11. Hukuk Dairesi 2016/7663 E. , 2018/1089 K.
"İçtihat Metni"
...
Taraflar arasında görülen davada ... 6. Asliye Ticaret Mahkemesi’nce bozmaya uyularak verilen 13/04/2016 tarih ve 2014/295-2016/274 sayılı kararın duruşmalı olarak incelenmesi taraf vekilleri tarafından istenmiş olup, duruşma için belirlenen 13/02/2018 günü hazır bulunan davacı vekili .... ile davalı vekili .... dinlenildikten sonra duruşmalı işlerin yoğunluğu ve süre darlığından ötürü işin incelenerek karara bağlanması ileriye bırakıldı. Tetkik Hakimi ... tarafından düzenlenen rapor dinlenildikten ve yine dosya içerisindeki dilekçe, layihalar, duruşma tutanakları ve tüm belgeler okunup incelendikten sonra işin gereği görüşülüp, düşünüldü:
Davacı vekili, ..... Asliye Hukuk Mahkemesinin 2005/133 Esas 2006/118 Karar sayılı dava dosyasında davacı .. .... Müdürlüğünce ... ve ..... aleyhine izinsiz orman alanından enerji nakil hattı tesisi nedeniyle açılan alacak davasında davanın kısmen kabulüne karar verildiğini, kararın kesinleşmesi üzerine davacının mahkeme ilamına dayalı olarak toplam 646.650,85 TL ödeme yaptığını, taraflar arasında yapılan sözleşme hükümleri uyarınca işletme hakkı devir sözleşmesi öncesi dönemden kaynaklanan sorumlulukların davalı ..."a ait olduğunu ileri sürerek; davacı tarafından ... .... Müdürlüğüne ödenmek zorunda kalınan, fazlaya dair talep ve dava hakları saklı kalmak kaydı ile 646.650,85 TL"nin ödeme tarihinden itibaren işleyecek avans faizi ile birlikte davalıdan tahsilini talep ve dava etmiştir.
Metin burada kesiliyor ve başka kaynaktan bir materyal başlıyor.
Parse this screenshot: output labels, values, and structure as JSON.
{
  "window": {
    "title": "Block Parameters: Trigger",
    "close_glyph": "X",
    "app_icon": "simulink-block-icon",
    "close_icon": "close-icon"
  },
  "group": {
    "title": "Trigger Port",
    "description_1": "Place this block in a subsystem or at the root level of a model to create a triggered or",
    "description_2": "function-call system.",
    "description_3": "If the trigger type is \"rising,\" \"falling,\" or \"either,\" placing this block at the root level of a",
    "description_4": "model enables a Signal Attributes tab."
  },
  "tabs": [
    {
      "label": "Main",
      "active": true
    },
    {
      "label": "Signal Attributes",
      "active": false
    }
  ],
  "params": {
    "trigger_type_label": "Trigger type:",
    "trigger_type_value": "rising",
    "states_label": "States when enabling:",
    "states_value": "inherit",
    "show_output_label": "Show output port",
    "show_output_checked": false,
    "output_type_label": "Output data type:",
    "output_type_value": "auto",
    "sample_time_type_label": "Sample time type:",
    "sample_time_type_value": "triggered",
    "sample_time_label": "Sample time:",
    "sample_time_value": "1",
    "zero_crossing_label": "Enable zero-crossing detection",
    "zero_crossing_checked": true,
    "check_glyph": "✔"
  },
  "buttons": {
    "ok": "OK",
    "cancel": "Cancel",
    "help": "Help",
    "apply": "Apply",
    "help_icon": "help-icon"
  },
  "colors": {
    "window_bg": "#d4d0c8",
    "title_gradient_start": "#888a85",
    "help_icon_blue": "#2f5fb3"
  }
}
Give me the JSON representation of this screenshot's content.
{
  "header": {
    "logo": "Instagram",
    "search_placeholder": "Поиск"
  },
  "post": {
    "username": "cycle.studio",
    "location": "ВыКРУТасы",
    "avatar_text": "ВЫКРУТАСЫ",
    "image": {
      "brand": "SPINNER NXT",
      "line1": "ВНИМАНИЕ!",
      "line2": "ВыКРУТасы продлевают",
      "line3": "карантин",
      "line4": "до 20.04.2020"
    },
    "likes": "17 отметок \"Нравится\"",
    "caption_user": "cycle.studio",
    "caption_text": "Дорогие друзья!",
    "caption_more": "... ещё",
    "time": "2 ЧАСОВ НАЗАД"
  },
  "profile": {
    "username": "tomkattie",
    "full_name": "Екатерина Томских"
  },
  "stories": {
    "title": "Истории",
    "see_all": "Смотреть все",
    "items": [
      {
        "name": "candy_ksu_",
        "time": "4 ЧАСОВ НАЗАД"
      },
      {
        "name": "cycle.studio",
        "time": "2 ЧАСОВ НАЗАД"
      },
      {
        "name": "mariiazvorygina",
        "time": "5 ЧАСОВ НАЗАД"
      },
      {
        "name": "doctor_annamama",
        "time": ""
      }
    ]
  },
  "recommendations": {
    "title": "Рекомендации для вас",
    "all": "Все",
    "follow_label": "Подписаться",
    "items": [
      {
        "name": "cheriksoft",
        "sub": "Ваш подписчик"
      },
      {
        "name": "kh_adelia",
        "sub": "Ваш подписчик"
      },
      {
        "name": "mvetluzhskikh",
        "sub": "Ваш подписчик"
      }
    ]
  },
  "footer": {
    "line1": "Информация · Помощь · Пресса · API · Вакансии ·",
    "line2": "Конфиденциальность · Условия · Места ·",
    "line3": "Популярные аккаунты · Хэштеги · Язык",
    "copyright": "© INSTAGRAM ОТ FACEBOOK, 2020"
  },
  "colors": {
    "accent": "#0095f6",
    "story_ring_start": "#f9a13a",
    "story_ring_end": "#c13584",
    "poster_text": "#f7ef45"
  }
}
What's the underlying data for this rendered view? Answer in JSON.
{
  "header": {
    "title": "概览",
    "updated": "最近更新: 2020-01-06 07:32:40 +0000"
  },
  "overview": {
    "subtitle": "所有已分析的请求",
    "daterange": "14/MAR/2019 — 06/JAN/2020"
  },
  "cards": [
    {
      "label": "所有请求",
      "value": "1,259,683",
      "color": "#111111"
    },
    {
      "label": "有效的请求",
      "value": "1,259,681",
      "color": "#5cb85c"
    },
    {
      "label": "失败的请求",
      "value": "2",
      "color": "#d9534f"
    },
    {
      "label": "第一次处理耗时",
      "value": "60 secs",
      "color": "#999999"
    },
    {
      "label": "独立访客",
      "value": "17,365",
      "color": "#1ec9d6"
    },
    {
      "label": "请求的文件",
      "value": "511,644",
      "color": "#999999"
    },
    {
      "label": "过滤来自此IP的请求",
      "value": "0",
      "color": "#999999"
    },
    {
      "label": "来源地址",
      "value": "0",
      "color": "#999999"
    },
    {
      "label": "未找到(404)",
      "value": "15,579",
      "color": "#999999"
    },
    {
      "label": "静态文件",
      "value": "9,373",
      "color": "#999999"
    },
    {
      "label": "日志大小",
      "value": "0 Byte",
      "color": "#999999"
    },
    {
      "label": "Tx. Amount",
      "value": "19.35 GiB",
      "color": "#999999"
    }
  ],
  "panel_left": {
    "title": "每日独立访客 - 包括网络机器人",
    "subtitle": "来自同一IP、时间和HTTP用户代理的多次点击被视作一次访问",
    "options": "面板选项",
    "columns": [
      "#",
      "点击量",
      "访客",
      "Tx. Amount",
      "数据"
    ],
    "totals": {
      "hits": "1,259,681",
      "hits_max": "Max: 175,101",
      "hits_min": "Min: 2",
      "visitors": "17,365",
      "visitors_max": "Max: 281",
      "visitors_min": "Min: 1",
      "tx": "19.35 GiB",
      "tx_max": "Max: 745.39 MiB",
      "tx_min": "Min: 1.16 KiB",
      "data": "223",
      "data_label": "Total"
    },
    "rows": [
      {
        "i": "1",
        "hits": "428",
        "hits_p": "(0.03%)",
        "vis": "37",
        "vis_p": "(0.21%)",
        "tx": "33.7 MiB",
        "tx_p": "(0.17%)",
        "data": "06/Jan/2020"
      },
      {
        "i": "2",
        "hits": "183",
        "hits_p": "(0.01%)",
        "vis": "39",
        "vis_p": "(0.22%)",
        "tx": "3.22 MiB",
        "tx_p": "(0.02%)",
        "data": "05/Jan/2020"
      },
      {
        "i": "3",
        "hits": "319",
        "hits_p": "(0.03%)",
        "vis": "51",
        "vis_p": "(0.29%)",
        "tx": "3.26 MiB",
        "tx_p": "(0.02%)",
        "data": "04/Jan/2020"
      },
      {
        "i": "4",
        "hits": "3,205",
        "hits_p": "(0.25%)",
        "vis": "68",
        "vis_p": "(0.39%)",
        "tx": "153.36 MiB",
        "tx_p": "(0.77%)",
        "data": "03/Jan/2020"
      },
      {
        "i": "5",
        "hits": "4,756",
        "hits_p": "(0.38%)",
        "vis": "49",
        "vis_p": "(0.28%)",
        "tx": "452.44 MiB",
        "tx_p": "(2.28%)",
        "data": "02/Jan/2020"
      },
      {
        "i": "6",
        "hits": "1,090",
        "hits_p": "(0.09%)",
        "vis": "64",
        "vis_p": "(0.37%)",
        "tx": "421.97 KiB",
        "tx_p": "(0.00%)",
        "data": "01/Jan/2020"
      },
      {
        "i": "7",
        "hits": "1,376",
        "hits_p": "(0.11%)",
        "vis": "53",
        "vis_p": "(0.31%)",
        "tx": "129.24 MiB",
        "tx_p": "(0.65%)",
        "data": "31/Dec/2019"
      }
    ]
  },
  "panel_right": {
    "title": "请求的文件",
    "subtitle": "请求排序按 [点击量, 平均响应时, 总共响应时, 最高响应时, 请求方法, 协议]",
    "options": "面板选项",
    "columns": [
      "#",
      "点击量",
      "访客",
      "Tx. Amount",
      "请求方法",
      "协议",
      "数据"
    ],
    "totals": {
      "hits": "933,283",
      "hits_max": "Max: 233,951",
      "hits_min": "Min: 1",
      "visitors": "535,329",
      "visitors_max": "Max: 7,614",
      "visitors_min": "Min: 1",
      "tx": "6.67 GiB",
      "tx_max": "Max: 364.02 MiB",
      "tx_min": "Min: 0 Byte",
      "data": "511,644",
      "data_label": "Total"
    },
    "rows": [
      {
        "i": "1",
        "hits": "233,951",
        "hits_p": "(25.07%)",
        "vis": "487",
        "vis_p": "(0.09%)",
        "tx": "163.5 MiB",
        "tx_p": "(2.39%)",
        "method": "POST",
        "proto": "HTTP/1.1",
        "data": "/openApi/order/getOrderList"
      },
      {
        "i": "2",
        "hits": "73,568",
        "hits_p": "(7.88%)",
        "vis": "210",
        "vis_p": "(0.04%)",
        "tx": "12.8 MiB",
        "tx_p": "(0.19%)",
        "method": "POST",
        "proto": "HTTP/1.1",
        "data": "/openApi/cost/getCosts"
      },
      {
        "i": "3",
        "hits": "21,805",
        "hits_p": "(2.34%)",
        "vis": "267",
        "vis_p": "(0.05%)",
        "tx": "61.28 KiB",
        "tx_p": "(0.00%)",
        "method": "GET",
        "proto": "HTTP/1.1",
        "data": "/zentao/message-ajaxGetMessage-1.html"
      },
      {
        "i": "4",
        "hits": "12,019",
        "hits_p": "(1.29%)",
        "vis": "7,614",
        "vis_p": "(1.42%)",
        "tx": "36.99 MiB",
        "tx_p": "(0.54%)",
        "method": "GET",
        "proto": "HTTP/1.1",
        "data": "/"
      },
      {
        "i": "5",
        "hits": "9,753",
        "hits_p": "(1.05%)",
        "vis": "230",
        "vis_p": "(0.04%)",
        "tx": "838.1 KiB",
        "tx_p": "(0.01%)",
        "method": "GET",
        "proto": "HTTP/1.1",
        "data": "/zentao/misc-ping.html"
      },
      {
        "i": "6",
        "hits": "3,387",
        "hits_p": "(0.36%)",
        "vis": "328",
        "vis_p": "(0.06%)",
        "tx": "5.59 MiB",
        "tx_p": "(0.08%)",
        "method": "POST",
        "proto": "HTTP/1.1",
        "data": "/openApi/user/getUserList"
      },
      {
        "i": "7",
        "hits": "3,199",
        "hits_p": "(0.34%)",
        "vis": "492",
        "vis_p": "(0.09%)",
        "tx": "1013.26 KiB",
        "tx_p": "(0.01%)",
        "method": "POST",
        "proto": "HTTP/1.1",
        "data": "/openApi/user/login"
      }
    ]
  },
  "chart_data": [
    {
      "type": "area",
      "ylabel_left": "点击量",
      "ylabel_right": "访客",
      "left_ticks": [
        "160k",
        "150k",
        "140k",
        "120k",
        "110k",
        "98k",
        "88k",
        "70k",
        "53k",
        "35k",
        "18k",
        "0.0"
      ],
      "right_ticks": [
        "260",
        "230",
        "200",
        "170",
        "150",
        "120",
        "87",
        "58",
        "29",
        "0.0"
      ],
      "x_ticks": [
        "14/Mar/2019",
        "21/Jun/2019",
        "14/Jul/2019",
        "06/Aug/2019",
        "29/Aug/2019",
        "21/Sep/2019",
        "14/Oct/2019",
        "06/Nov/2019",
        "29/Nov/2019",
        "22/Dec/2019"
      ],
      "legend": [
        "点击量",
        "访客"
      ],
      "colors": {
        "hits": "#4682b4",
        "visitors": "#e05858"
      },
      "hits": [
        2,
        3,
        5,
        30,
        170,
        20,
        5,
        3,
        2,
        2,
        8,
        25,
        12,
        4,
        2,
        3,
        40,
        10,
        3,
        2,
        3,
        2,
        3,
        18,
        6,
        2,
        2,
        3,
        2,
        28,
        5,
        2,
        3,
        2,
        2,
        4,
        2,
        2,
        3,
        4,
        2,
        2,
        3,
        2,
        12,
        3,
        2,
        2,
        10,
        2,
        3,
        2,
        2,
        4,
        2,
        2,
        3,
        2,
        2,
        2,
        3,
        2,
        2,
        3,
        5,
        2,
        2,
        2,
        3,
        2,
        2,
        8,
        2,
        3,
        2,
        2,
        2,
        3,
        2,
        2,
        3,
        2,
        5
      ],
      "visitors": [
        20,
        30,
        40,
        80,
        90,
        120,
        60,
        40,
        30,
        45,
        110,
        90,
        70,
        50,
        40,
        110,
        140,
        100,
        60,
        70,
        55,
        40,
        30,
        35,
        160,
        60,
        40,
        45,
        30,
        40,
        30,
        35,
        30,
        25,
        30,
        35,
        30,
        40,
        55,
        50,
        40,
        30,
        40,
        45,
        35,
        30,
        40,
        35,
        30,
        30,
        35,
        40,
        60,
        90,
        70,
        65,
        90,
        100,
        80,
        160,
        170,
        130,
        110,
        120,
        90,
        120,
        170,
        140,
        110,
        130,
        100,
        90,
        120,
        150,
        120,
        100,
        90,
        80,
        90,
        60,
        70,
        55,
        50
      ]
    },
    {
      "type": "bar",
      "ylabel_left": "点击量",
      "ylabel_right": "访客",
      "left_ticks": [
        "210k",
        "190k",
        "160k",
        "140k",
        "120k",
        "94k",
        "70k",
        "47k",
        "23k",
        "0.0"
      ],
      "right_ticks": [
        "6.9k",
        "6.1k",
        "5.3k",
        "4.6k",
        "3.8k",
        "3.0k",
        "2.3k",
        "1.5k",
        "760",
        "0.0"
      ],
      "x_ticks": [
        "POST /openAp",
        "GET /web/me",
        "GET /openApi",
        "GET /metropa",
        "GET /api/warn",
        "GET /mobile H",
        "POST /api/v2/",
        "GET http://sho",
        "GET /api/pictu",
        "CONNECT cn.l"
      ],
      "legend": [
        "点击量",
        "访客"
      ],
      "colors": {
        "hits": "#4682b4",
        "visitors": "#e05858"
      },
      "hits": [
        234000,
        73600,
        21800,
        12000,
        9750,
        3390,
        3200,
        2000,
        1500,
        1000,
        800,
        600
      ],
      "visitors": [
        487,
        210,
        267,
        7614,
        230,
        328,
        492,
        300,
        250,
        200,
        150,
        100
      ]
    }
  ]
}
Davalı vekili, zamanaşımı def"inde bulunmuş, özelleştirme modeli gereği hisse devri aşamasında bilanço çalışmaları yapıldığını, devre esas bilanço düzenlemesinden önce bitmiş ve neticelenmiş her türlü işlemin sorumluluğunun şirkete ait olduğunu, hisse satış sözleşmesinin “alıcının taahhütleri” başlıklı 9. maddesinin 3. ve 4. bentlerine göre davacı şirketin hak talep edemeyeceğini, İHD sözleşmesi ve ihale şartnamesi hükümlerine göre davacının talep hakkının bulunmadığını savunarak, davanın reddini istemiştir.
Mahkemece, uyulan bozma ilamı ve dosya kapsamına göre; davanın kısmen kabulüne, 578.983,56 TL"nin dava tarihinden itibaren işleyecek avans faiziyle birlikte davalıdan tahsiline, fazlaya ilişkin talebin reddine karar verilmiştir.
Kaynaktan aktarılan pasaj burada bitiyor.